Letztes Jahr wollten die Forscher dann wissen, ob die Aktivität von ALDH2 die Schmerzregulation bei Entzündungen beeinträchtigt (Sci. Transl. Med. 27: 251ra118). Sie testeten transgene Mäuse, die heterozygot für das ALDH2*2-Allel waren – jene Variante, die mehr als einer halben Milliarde Menschen den Genuss alkoholischer Getränke madig macht. Um sicherzugehen, dass der Phänotyp der Tiere auch mit dem des Menschen vergleichbar ist, bekamen sie Alkohol; und tatsächlich waren die Acetaldehyd-Konzentrationen im Blut fünffach höher als in den Kontrolltieren.

Bezüglich ihrer Schmerzempfindlichkeit gleichen sich Wildtyptiere und ALDH2*2-Mäuse zunächst.

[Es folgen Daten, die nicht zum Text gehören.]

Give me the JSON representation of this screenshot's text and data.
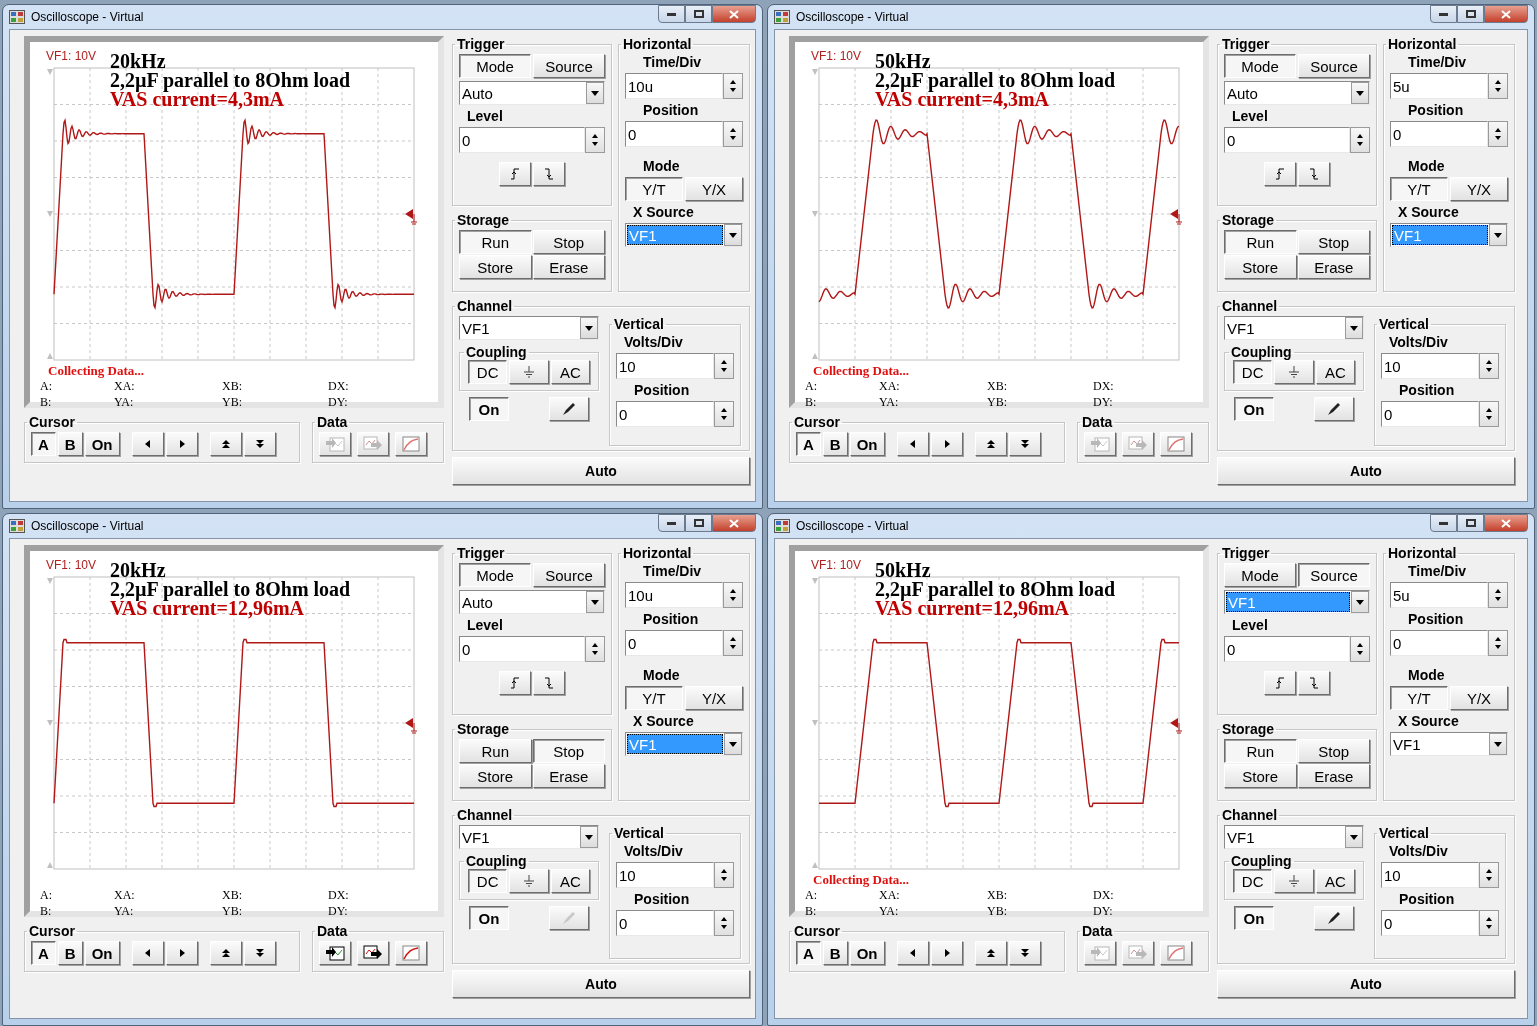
{
  "windows": [
    {
      "title": "Oscilloscope - Virtual",
      "scope": {
        "channel_label": "VF1: 10V",
        "annotations": [
          {
            "text": "20kHz",
            "color": "#000000"
          },
          {
            "text": "2,2µF parallel to 8Ohm load",
            "color": "#000000"
          },
          {
            "text": "VAS current=4,3mA",
            "color": "#c00000"
          }
        ],
        "waveform": {
          "ringing": true
        },
        "status": "Collecting Data...",
        "readouts": [
          "A:",
          "XA:",
          "XB:",
          "DX:",
          "B:",
          "YA:",
          "YB:",
          "DY:"
        ]
      },
      "cursor": {
        "label": "Cursor",
        "buttons": [
          {
            "label": "A",
            "selected": true
          },
          {
            "label": "B",
            "selected": false
          },
          {
            "label": "On",
            "selected": false
          }
        ]
      },
      "data": {
        "label": "Data",
        "disabled": true
      },
      "trigger": {
        "label": "Trigger",
        "tabs": [
          {
            "label": "Mode",
            "selected": true
          },
          {
            "label": "Source",
            "selected": false
          }
        ],
        "dropdown": {
          "value": "Auto",
          "highlighted": false
        },
        "level_field": {
          "label": "Level",
          "value": "0"
        }
      },
      "storage": {
        "label": "Storage",
        "buttons": [
          {
            "label": "Run",
            "selected": true
          },
          {
            "label": "Stop",
            "selected": false
          },
          {
            "label": "Store",
            "selected": false
          },
          {
            "label": "Erase",
            "selected": false
          }
        ]
      },
      "horizontal": {
        "label": "Horizontal",
        "time_div": {
          "label": "Time/Div",
          "value": "10u"
        },
        "position": {
          "label": "Position",
          "value": "0"
        },
        "mode": {
          "label": "Mode",
          "options": [
            {
              "label": "Y/T",
              "selected": true
            },
            {
              "label": "Y/X",
              "selected": false
            }
          ]
        },
        "x_source": {
          "label": "X Source",
          "value": "VF1",
          "highlighted": true
        }
      },
      "channel": {
        "label": "Channel",
        "dropdown": {
          "value": "VF1",
          "highlighted": false
        },
        "coupling": {
          "label": "Coupling",
          "options": [
            {
              "kind": "text",
              "label": "DC",
              "selected": true
            },
            {
              "kind": "ground",
              "selected": false
            },
            {
              "kind": "text",
              "label": "AC",
              "selected": false
            }
          ]
        },
        "on_button": {
          "label": "On",
          "selected": true
        },
        "probe_button": {
          "disabled": false
        }
      },
      "vertical": {
        "label": "Vertical",
        "volts_div": {
          "label": "Volts/Div",
          "value": "10"
        },
        "position": {
          "label": "Position",
          "value": "0"
        }
      },
      "auto_button": "Auto"
    },
    {
      "title": "Oscilloscope - Virtual",
      "scope": {
        "channel_label": "VF1: 10V",
        "annotations": [
          {
            "text": "50kHz",
            "color": "#000000"
          },
          {
            "text": "2,2µF parallel to 8Ohm load",
            "color": "#000000"
          },
          {
            "text": "VAS current=4,3mA",
            "color": "#c00000"
          }
        ],
        "waveform": {
          "ringing": true
        },
        "status": "Collecting Data...",
        "readouts": [
          "A:",
          "XA:",
          "XB:",
          "DX:",
          "B:",
          "YA:",
          "YB:",
          "DY:"
        ]
      },
      "cursor": {
        "label": "Cursor",
        "buttons": [
          {
            "label": "A",
            "selected": true
          },
          {
            "label": "B",
            "selected": false
          },
          {
            "label": "On",
            "selected": false
          }
        ]
      },
      "data": {
        "label": "Data",
        "disabled": true
      },
      "trigger": {
        "label": "Trigger",
        "tabs": [
          {
            "label": "Mode",
            "selected": true
          },
          {
            "label": "Source",
            "selected": false
          }
        ],
        "dropdown": {
          "value": "Auto",
          "highlighted": false
        },
        "level_field": {
          "label": "Level",
          "value": "0"
        }
      },
      "storage": {
        "label": "Storage",
        "buttons": [
          {
            "label": "Run",
            "selected": true
          },
          {
            "label": "Stop",
            "selected": false
          },
          {
            "label": "Store",
            "selected": false
          },
          {
            "label": "Erase",
            "selected": false
          }
        ]
      },
      "horizontal": {
        "label": "Horizontal",
        "time_div": {
          "label": "Time/Div",
          "value": "5u"
        },
        "position": {
          "label": "Position",
          "value": "0"
        },
        "mode": {
          "label": "Mode",
          "options": [
            {
              "label": "Y/T",
              "selected": true
            },
            {
              "label": "Y/X",
              "selected": false
            }
          ]
        },
        "x_source": {
          "label": "X Source",
          "value": "VF1",
          "highlighted": true
        }
      },
      "channel": {
        "label": "Channel",
        "dropdown": {
          "value": "VF1",
          "highlighted": false
        },
        "coupling": {
          "label": "Coupling",
          "options": [
            {
              "kind": "text",
              "label": "DC",
              "selected": true
            },
            {
              "kind": "ground",
              "selected": false
            },
            {
              "kind": "text",
              "label": "AC",
              "selected": false
            }
          ]
        },
        "on_button": {
          "label": "On",
          "selected": true
        },
        "probe_button": {
          "disabled": false
        }
      },
      "vertical": {
        "label": "Vertical",
        "volts_div": {
          "label": "Volts/Div",
          "value": "10"
        },
        "position": {
          "label": "Position",
          "value": "0"
        }
      },
      "auto_button": "Auto"
    },
    {
      "title": "Oscilloscope - Virtual",
      "scope": {
        "channel_label": "VF1: 10V",
        "annotations": [
          {
            "text": "20kHz",
            "color": "#000000"
          },
          {
            "text": "2,2µF parallel to 8Ohm load",
            "color": "#000000"
          },
          {
            "text": "VAS current=12,96mA",
            "color": "#c00000"
          }
        ],
        "waveform": {
          "ringing": false
        },
        "readouts": [
          "A:",
          "XA:",
          "XB:",
          "DX:",
          "B:",
          "YA:",
          "YB:",
          "DY:"
        ]
      },
      "cursor": {
        "label": "Cursor",
        "buttons": [
          {
            "label": "A",
            "selected": true
          },
          {
            "label": "B",
            "selected": false
          },
          {
            "label": "On",
            "selected": false
          }
        ]
      },
      "data": {
        "label": "Data",
        "disabled": false
      },
      "trigger": {
        "label": "Trigger",
        "tabs": [
          {
            "label": "Mode",
            "selected": true
          },
          {
            "label": "Source",
            "selected": false
          }
        ],
        "dropdown": {
          "value": "Auto",
          "highlighted": false
        },
        "level_field": {
          "label": "Level",
          "value": "0"
        }
      },
      "storage": {
        "label": "Storage",
        "buttons": [
          {
            "label": "Run",
            "selected": false
          },
          {
            "label": "Stop",
            "selected": true
          },
          {
            "label": "Store",
            "selected": false
          },
          {
            "label": "Erase",
            "selected": false
          }
        ]
      },
      "horizontal": {
        "label": "Horizontal",
        "time_div": {
          "label": "Time/Div",
          "value": "10u"
        },
        "position": {
          "label": "Position",
          "value": "0"
        },
        "mode": {
          "label": "Mode",
          "options": [
            {
              "label": "Y/T",
              "selected": true
            },
            {
              "label": "Y/X",
              "selected": false
            }
          ]
        },
        "x_source": {
          "label": "X Source",
          "value": "VF1",
          "highlighted": true
        }
      },
      "channel": {
        "label": "Channel",
        "dropdown": {
          "value": "VF1",
          "highlighted": false
        },
        "coupling": {
          "label": "Coupling",
          "options": [
            {
              "kind": "text",
              "label": "DC",
              "selected": true
            },
            {
              "kind": "ground",
              "selected": false
            },
            {
              "kind": "text",
              "label": "AC",
              "selected": false
            }
          ]
        },
        "on_button": {
          "label": "On",
          "selected": true
        },
        "probe_button": {
          "disabled": true
        }
      },
      "vertical": {
        "label": "Vertical",
        "volts_div": {
          "label": "Volts/Div",
          "value": "10"
        },
        "position": {
          "label": "Position",
          "value": "0"
        }
      },
      "auto_button": "Auto"
    },
    {
      "title": "Oscilloscope - Virtual",
      "scope": {
        "channel_label": "VF1: 10V",
        "annotations": [
          {
            "text": "50kHz",
            "color": "#000000"
          },
          {
            "text": "2,2µF parallel to 8Ohm load",
            "color": "#000000"
          },
          {
            "text": "VAS current=12,96mA",
            "color": "#c00000"
          }
        ],
        "waveform": {
          "ringing": false
        },
        "status": "Collecting Data...",
        "readouts": [
          "A:",
          "XA:",
          "XB:",
          "DX:",
          "B:",
          "YA:",
          "YB:",
          "DY:"
        ]
      },
      "cursor": {
        "label": "Cursor",
        "buttons": [
          {
            "label": "A",
            "selected": true
          },
          {
            "label": "B",
            "selected": false
          },
          {
            "label": "On",
            "selected": false
          }
        ]
      },
      "data": {
        "label": "Data",
        "disabled": true
      },
      "trigger": {
        "label": "Trigger",
        "tabs": [
          {
            "label": "Mode",
            "selected": false
          },
          {
            "label": "Source",
            "selected": true
          }
        ],
        "dropdown": {
          "value": "VF1",
          "highlighted": true
        },
        "level_field": {
          "label": "Level",
          "value": "0"
        }
      },
      "storage": {
        "label": "Storage",
        "buttons": [
          {
            "label": "Run",
            "selected": true
          },
          {
            "label": "Stop",
            "selected": false
          },
          {
            "label": "Store",
            "selected": false
          },
          {
            "label": "Erase",
            "selected": false
          }
        ]
      },
      "horizontal": {
        "label": "Horizontal",
        "time_div": {
          "label": "Time/Div",
          "value": "5u"
        },
        "position": {
          "label": "Position",
          "value": "0"
        },
        "mode": {
          "label": "Mode",
          "options": [
            {
              "label": "Y/T",
              "selected": true
            },
            {
              "label": "Y/X",
              "selected": false
            }
          ]
        },
        "x_source": {
          "label": "X Source",
          "value": "VF1",
          "highlighted": false
        }
      },
      "channel": {
        "label": "Channel",
        "dropdown": {
          "value": "VF1",
          "highlighted": false
        },
        "coupling": {
          "label": "Coupling",
          "options": [
            {
              "kind": "text",
              "label": "DC",
              "selected": true
            },
            {
              "kind": "ground",
              "selected": false
            },
            {
              "kind": "text",
              "label": "AC",
              "selected": false
            }
          ]
        },
        "on_button": {
          "label": "On",
          "selected": true
        },
        "probe_button": {
          "disabled": false
        }
      },
      "vertical": {
        "label": "Vertical",
        "volts_div": {
          "label": "Volts/Div",
          "value": "10"
        },
        "position": {
          "label": "Position",
          "value": "0"
        }
      },
      "auto_button": "Auto"
    }
  ]
}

Das ändert sich, wenn man Carrageen in jeweils eine Hinterpfote injiziert. Carrageen löst eine Entzündungsreaktion aus, die Pfote wird schmerzempfindlicher. Somit reagieren auch die Wildtyp-Mäuse empfindlicher auf mechanische Reize gegen die betroffene Pfote. Noch sensibler aber sind die Tiere mit ALDH2*2-Allel. Außerdem wiesen die Forscher bei diesen Mäusen höhere Konzentrationen von 4-Hydroxynonenal nach. Verabreicht man den Mäusen aber Alda-1,­ steigt die Schmerzschwelle sowohl bei den Wildtypen als auch den heterozygoten Nagern wieder an; der ALDH2-Aktivator Alda-1 wirkt also schmerzlindernd.

Neues Schmerzmittel?

Vergleichbare Ergebnisse bekamen die Forscher auch im Rattenmodell: Alda-1 reduziert die Schmerzempfindlichkeit nach Carrageen-Injektion. Allerdings hat die Substanz keinen Einfluss auf die Schmerzschwelle unbehandelter Tiere ohne Entzündung. Die Wirkung von Alda-1 führen die Forscher aber nicht auf einen anti-inflammatorischen Effekt zurück. Denn auch in Alda-1-behandelten Tieren bleibt die Schwellung der Pfote erhalten; ebenso sind diverse Entzündungsmarker wie Chymase der Mastzellen und Neutrophil-Elastase vergleichbar hoch wie in Carrageen-Ratten ohne Alda-1-Gabe. Hingegen sank die Menge an EGR1-Protein im Rückenmark unter Alda-1 auf das normale Level ab, blieb aber in den Carrageen-Tieren erhöht, wenn sie kein Alda-1 erhielten. EGR1 sehen die Autoren als zentralnervösen Marker für erhöhte Schmerzempfindlichkeit.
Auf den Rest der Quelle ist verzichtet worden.